1. Change the password only on the IPI Key (without updating it in Active Directory). In this case, the user continues to use their current password as long as it remains valid in Active Directory.

2. Change the password in both Active Directory and on the IPI Key simultaneously. In this case, the new password will be used immediately for authentication in both the system and the key.

After the password is changed, the user can sign in without manually entering the password — it is automatically read from the IPI Key.

The password change complies with domain security policies, including:

• password complexity requirements;

• limits on password change frequency;

• defined intervals between changes.

Prerequisites

Before starting, ensure that:

• Integration between the IPI Server and Active Directory is properly configured.

• The user is created manually on the IPI Server or imported from Active Directory.

• The user must have a IPI Key with status “Ready”, “Active” or “Reserved”.

• The IPI Client is installed on a workstation joined to the Active Directory domain.

• The workstation is approved on the IPI Server.

Step 1. Creating a Domain Account

1. Sign in to the IPI Server using an administrator account.

2. Navigate to the user list, select the appropriate user, and open their profile.

3. Click Create personal account.

4. In the account creation form, fill in the required fields:

   • Name* – a descriptive name for the account;

   • Login Type – select AD Domain Account;

   • Login*:

     • Domain – the name of the Active Directory domain connected to the IPI Server;

     • User Logon Name – the user’s domain login.

5. Select the checkbox Skip Password — the user will add the password later via the IPI Client.

6. Click Create to save the account.

Example domain account:

• Name* – John Smith Domain Account

• Login Type – AD Domain Account

• Login*:

  • Domain – Lab

  • User Logon Name – js

  

Step 2. Initial Computer Unlock

The user signs in to a workstation joined to the Active Directory domain and connects the IPI Key to the IPI Client.

Step 3. Setting the Current Password

After the key is connected, the user account is automatically loaded onto the key from the server.
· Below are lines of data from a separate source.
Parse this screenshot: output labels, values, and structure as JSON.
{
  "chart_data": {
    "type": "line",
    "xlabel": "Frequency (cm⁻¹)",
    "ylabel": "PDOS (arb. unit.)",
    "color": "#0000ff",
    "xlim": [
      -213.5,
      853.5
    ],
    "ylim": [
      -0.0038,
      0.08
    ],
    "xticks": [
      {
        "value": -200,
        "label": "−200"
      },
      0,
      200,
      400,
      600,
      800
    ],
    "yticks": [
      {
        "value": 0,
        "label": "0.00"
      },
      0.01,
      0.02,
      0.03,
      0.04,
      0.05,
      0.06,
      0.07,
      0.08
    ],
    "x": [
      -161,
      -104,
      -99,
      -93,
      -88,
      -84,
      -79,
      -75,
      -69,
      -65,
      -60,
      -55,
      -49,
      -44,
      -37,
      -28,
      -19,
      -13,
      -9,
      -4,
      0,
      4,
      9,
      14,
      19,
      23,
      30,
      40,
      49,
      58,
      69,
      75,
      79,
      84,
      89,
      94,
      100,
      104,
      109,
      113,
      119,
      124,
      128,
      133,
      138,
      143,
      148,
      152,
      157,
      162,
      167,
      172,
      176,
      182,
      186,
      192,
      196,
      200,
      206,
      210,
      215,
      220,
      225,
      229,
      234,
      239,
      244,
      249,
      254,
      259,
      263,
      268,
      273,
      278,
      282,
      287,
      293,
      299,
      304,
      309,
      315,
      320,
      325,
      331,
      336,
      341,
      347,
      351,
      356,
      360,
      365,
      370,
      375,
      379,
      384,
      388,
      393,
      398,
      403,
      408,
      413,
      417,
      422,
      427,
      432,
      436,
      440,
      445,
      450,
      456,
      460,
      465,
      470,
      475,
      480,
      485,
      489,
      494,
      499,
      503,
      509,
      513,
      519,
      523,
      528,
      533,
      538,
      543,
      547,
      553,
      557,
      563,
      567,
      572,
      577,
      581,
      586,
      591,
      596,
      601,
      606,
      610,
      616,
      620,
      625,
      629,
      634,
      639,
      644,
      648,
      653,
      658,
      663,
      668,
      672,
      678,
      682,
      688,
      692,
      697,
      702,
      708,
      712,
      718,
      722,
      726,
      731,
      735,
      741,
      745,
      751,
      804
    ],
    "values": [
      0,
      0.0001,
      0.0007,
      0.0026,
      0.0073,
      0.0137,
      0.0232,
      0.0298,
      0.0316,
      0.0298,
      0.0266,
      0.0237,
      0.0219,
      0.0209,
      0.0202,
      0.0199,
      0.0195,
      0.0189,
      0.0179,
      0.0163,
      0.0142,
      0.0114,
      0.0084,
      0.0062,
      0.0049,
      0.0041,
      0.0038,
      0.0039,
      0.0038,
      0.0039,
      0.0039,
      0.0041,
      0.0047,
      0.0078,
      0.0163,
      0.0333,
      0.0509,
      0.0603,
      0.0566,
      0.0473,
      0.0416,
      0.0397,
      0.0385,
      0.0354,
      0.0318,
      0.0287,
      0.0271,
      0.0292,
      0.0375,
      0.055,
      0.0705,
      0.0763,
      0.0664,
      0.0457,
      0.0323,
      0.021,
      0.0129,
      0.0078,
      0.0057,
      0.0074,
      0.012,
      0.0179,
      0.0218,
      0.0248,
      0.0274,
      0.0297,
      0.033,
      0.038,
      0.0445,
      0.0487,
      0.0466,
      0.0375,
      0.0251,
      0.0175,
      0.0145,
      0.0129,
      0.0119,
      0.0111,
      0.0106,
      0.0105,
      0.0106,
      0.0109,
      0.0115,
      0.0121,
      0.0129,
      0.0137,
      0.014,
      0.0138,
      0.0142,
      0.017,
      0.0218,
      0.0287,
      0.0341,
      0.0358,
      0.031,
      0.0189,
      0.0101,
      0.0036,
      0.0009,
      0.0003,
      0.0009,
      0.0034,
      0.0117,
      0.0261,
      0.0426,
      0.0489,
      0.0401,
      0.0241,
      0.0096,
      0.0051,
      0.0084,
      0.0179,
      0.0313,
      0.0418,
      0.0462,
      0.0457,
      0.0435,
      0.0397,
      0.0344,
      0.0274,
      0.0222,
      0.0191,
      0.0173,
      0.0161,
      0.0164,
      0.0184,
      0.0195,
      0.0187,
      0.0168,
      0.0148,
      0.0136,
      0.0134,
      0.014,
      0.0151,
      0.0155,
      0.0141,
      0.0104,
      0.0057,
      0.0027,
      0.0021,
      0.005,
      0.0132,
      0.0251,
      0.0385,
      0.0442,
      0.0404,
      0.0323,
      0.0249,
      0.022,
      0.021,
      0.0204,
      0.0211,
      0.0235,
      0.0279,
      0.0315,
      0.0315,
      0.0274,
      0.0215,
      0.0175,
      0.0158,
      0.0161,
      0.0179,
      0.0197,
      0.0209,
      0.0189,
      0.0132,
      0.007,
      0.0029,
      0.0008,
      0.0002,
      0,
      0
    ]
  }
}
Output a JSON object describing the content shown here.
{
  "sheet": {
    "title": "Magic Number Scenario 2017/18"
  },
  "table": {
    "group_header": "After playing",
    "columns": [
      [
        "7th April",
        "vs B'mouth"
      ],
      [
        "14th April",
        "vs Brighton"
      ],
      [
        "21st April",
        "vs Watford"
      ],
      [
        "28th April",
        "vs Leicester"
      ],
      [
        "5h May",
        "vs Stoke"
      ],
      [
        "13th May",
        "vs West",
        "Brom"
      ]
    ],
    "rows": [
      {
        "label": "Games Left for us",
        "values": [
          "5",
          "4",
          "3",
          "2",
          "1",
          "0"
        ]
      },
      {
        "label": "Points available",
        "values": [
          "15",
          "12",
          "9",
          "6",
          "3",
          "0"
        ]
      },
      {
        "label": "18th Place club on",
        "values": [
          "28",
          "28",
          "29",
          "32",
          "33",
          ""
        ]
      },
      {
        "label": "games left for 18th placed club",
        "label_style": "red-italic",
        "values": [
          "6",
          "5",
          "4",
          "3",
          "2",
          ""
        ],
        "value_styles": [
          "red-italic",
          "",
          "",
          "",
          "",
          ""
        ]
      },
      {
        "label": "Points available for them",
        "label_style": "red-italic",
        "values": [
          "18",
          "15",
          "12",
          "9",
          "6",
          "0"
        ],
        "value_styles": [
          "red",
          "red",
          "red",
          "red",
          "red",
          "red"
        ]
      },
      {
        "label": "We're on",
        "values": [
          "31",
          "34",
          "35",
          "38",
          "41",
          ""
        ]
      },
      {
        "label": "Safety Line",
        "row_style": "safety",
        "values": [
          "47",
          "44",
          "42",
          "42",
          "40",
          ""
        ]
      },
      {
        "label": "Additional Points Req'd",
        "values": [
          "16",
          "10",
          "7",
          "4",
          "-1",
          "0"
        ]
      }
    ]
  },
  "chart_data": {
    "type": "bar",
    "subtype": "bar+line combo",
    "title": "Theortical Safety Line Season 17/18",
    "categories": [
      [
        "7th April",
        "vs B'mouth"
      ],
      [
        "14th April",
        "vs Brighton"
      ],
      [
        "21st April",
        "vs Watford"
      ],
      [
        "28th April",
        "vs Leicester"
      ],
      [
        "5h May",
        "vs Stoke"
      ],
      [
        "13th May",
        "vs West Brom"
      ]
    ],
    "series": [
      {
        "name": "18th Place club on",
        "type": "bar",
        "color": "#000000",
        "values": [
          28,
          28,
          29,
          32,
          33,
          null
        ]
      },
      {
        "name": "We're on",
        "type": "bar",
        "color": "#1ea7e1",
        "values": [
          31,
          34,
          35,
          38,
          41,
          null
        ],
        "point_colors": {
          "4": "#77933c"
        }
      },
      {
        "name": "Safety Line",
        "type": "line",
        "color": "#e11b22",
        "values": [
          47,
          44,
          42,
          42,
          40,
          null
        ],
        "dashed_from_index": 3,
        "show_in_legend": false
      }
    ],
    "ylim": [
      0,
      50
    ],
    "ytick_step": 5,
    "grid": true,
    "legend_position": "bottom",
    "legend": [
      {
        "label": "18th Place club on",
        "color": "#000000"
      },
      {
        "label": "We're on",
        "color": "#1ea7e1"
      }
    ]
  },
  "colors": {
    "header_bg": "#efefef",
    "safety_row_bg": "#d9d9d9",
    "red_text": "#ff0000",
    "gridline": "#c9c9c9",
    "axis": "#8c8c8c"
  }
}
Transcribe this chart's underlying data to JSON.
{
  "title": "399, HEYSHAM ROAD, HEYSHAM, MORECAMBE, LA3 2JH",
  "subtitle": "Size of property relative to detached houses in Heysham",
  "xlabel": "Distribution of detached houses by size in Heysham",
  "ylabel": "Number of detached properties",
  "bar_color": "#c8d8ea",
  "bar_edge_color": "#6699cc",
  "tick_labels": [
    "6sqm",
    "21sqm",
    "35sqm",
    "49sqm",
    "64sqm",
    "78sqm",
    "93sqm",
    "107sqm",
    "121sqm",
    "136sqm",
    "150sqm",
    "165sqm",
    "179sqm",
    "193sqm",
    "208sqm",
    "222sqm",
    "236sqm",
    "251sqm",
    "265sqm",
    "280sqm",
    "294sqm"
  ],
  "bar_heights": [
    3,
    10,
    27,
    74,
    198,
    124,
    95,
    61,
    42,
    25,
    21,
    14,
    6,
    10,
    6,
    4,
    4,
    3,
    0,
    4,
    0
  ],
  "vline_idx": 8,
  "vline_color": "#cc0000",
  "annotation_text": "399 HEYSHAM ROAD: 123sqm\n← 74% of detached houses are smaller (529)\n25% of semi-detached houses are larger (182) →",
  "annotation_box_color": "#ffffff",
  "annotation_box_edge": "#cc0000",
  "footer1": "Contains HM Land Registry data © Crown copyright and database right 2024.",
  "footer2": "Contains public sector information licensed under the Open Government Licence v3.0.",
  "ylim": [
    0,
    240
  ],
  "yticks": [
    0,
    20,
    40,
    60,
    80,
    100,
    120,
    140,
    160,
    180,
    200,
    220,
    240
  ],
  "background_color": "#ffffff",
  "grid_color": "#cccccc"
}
This account is marked with a gear icon and does not contain a password — it cannot be used to unlock the computer until a password is added.

To add a domain password to the account on the key, the user must manually enter their current password via the IPI Client interface.

To do this, follow these steps:

1. Connect the key to the workstation.

2. Wait for the account to appear on the key.

3. Select the corresponding account on the key.

4. Set the current domain password via the IPI Client interface.

5. Save the changes.

After completing these steps, you will be able to unlock the workstation using this account on the key.

Step 4. User-Initiated Password Change via IPI Client

The user can independently change the password of their domain account — it will be updated on both the IPI Key and in Active Directory.

Procedure:

1. Connect the IPI Key to the IPI Client and launch the application.

2. Select the account marked with the gear icon.

3. Click Edit.

1. To change your domain account password, select the “Change logon password” checkbox.

1. Enter the new password.

2. Click Save.

When saving the new domain user password, the following occurs:

• The current (old) password is read from the key.

• The old and new passwords are used to initiate the password change in Active Directory using the Windows API.

• If the change is successful, the new password is saved on the key, replacing the previous one.